Un autre des «domaines critiques», comme l'a dit le responsable, que les États-Unis ont souligné à Israël est l'implication des entreprises chinoises dans les grands projets d'infrastructure en Israël ces dernières années, en raison de la capacité des agents chinois à recueillir des renseignements tout en travaillant. 

Le projet le plus connu de ce type est un nouveau terminal, partiellement construit et qui sera exploité par une entreprise chinoise l'année prochaine, dans le port de Haïfa, où la sixième flotte de la marine américaine accoste au moins une fois par an.

Une attention accrue a également été accordée à Sorek 2, qui devrait être la plus grande usine de dessalement au monde. Hutchison Water International, filiale d'une société basée à Hong Kong, est l'un des deux finalistes de l'appel d'offres pour exploiter l'usine, et suite aux pressions américaines, le Premier ministre Benjamin Netanyahu a ordonné au comité israélien des investissements étrangers de réévaluer l'appel d'offres.
 

Friedman a averti plus tôt ce mois-ci que la Chine utilise ses investissements et ses projets d'infrastructure pour «infiltrer» les pays.

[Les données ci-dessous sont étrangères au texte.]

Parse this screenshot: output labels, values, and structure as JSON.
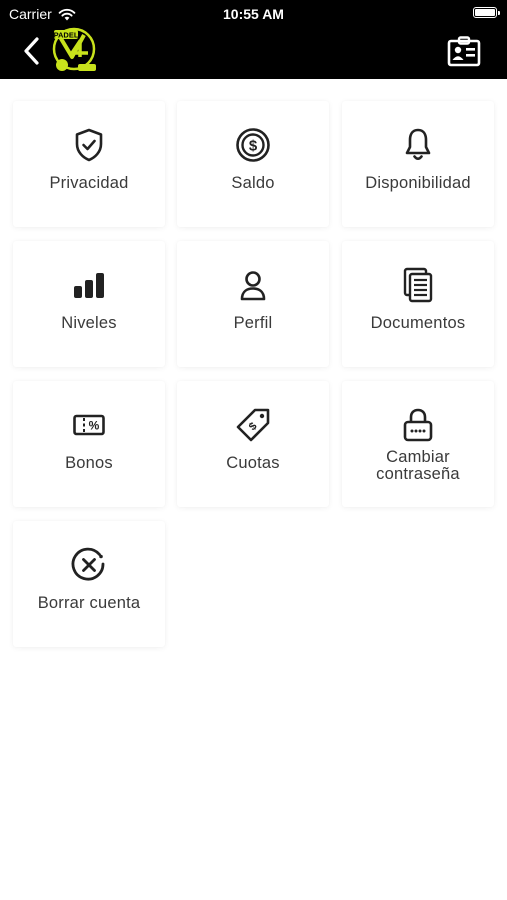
{
  "status_bar": {
    "carrier": "Carrier",
    "time": "10:55 AM"
  },
  "nav": {
    "back_icon": "chevron-left-icon",
    "logo_text": "PADEL",
    "logo_badge": "4",
    "right_icon": "id-card-icon"
  },
  "menu": {
    "items": [
      {
        "label": "Privacidad",
        "icon": "shield-check-icon"
      },
      {
        "label": "Saldo",
        "icon": "coin-dollar-icon"
      },
      {
        "label": "Disponibilidad",
        "icon": "bell-icon"
      },
      {
        "label": "Niveles",
        "icon": "level-bars-icon"
      },
      {
        "label": "Perfil",
        "icon": "user-icon"
      },
      {
        "label": "Documentos",
        "icon": "documents-icon"
      },
      {
        "label": "Bonos",
        "icon": "voucher-percent-icon"
      },
      {
        "label": "Cuotas",
        "icon": "price-tag-icon"
      },
      {
        "label": "Cambiar contraseña",
        "label_line1": "Cambiar",
        "label_line2": "contraseña",
        "icon": "lock-icon"
      },
      {
        "label": "Borrar cuenta",
        "icon": "circle-x-icon"
      }
    ]
  },
  "colors": {
    "bar_background": "#000000",
    "logo_accent": "#c8e21c",
    "text": "#3a3a3a",
    "icon": "#222222"
  }
}
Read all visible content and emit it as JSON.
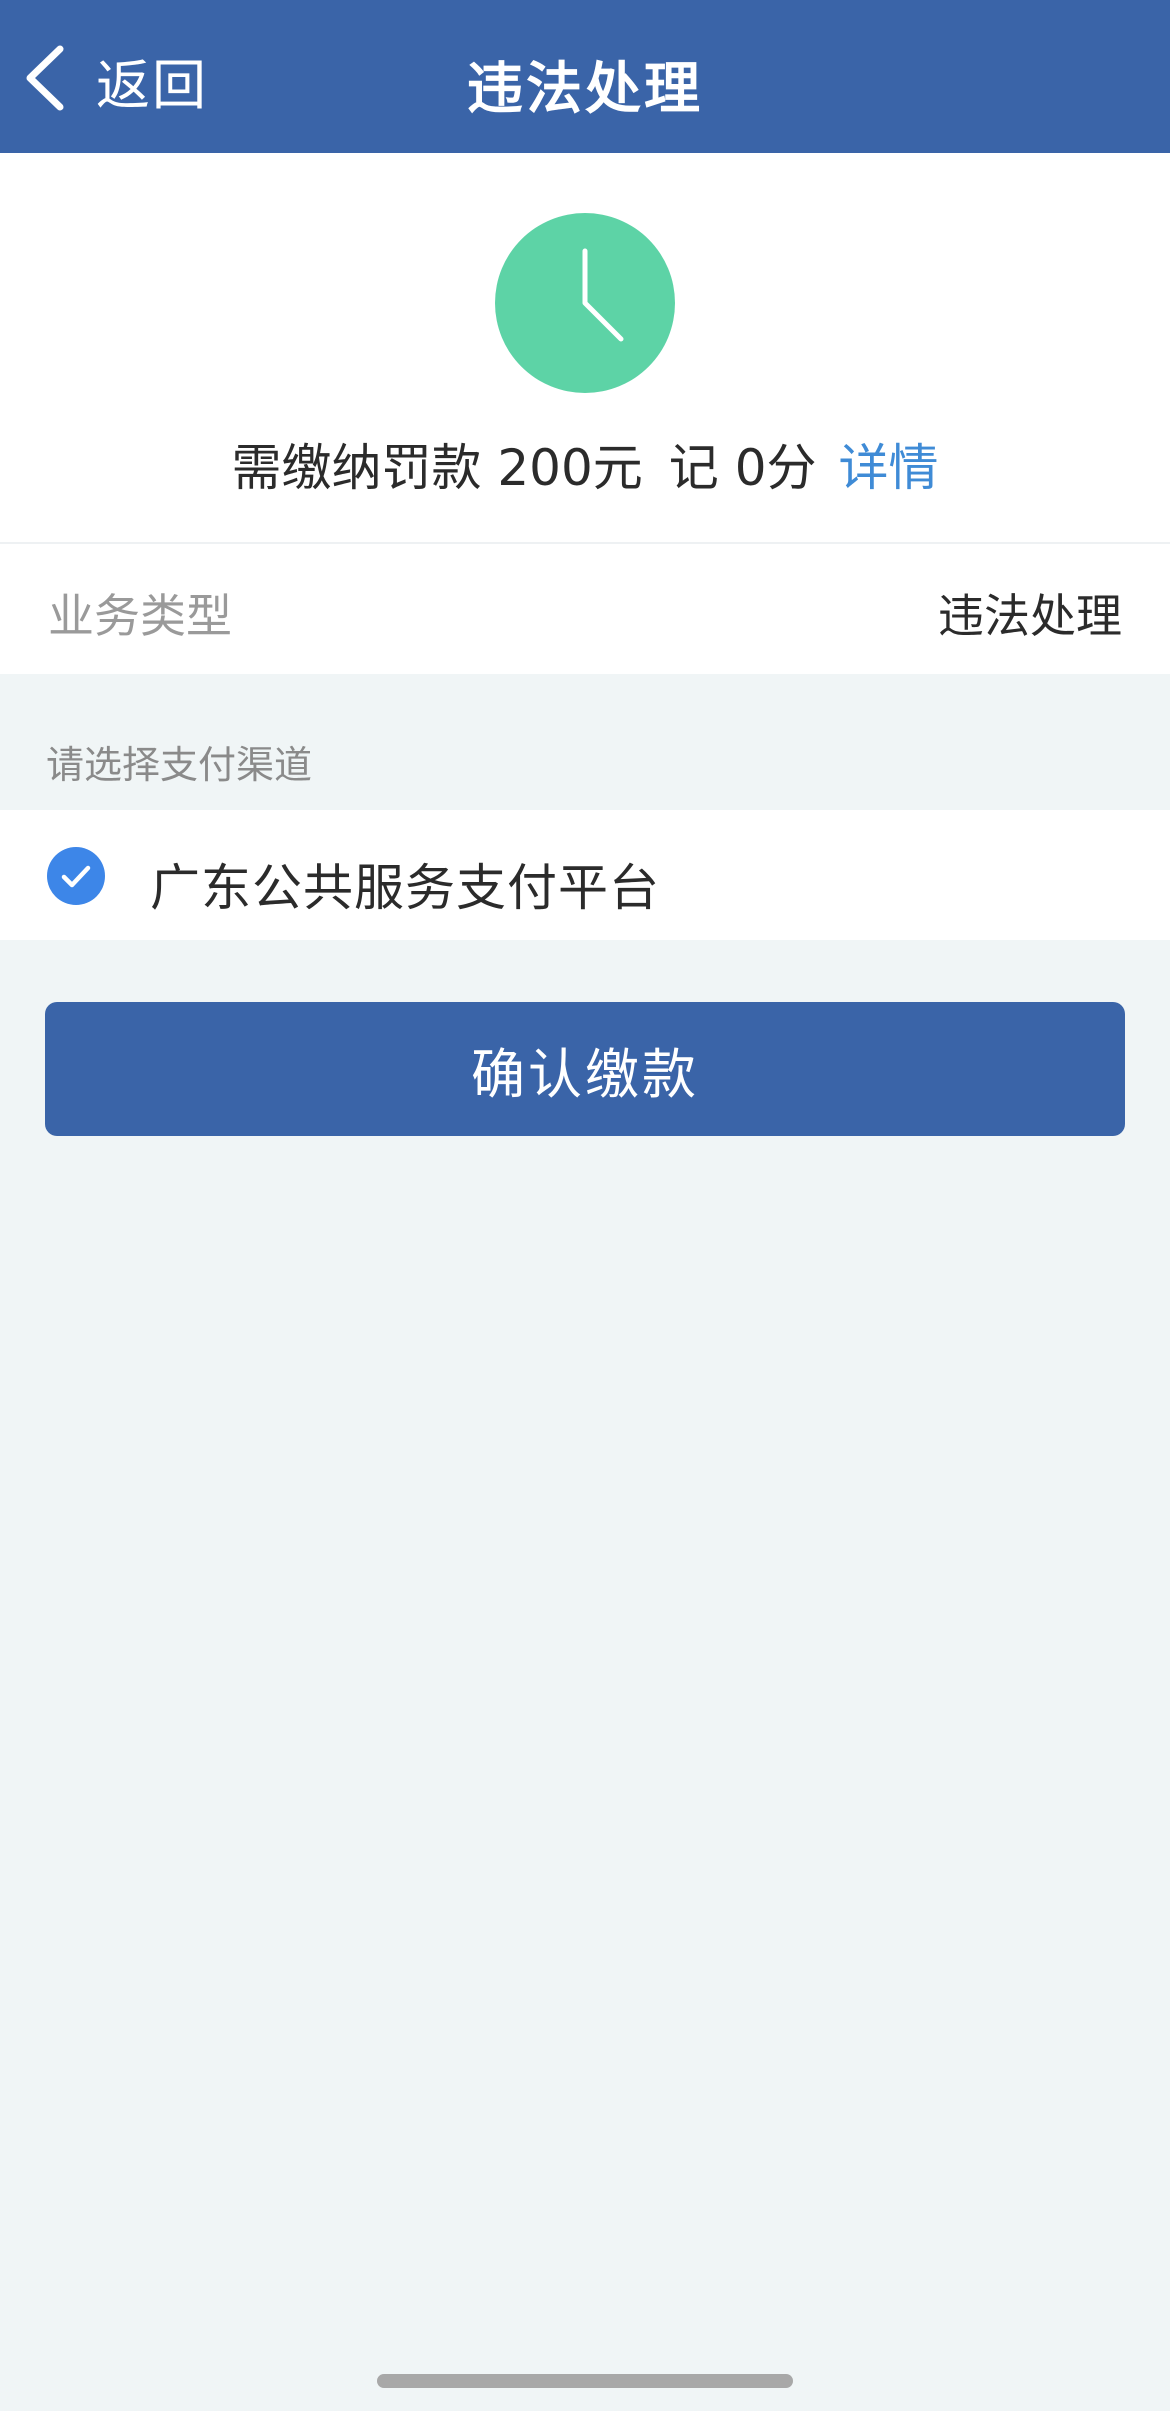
{
  "header": {
    "back_label": "返回",
    "title": "违法处理"
  },
  "summary": {
    "status_icon": "clock-icon",
    "fine_text": "需缴纳罚款 200元",
    "points_text": "记 0分",
    "details_link": "详情"
  },
  "business": {
    "label": "业务类型",
    "value": "违法处理"
  },
  "payment": {
    "section_title": "请选择支付渠道",
    "channels": [
      {
        "label": "广东公共服务支付平台",
        "selected": true
      }
    ]
  },
  "confirm_button": "确认缴款",
  "colors": {
    "header_bg": "#3a64a8",
    "clock_bg": "#5dd3a6",
    "link": "#3f8bd6",
    "check": "#3d86e8",
    "page_bg": "#f0f5f6"
  }
}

«Ils se sont introduits dans le monde entier d'une manière bénigne mais dangereuse. Ils ne l'ont pas fait avec des roquettes et des chars; ils l'ont fait avec des projets de main-d'œuvre bon marché », a-t-il dit, ajoutant que« ces entreprises [chinoises] ont la possibilité de basculer sur divers commutateurs et d'accéder aux communications les plus sensibles.
Le domaine biomédical est également susceptible d'être sensible au lendemain de la crise des coronavirus. Un rapport du groupe de réflexion RAND a trouvé plus d'un milliard de dollars d'investissements chinois dans les secteurs israélien de la santé et biomédical en 2013-2018. CFIUS surveille ce type d'investissements aux États-Unis, et l'UE a demandé à ses membres en avril d'être plus prudents concernant les investissements étrangers dans les entreprises de santé publique.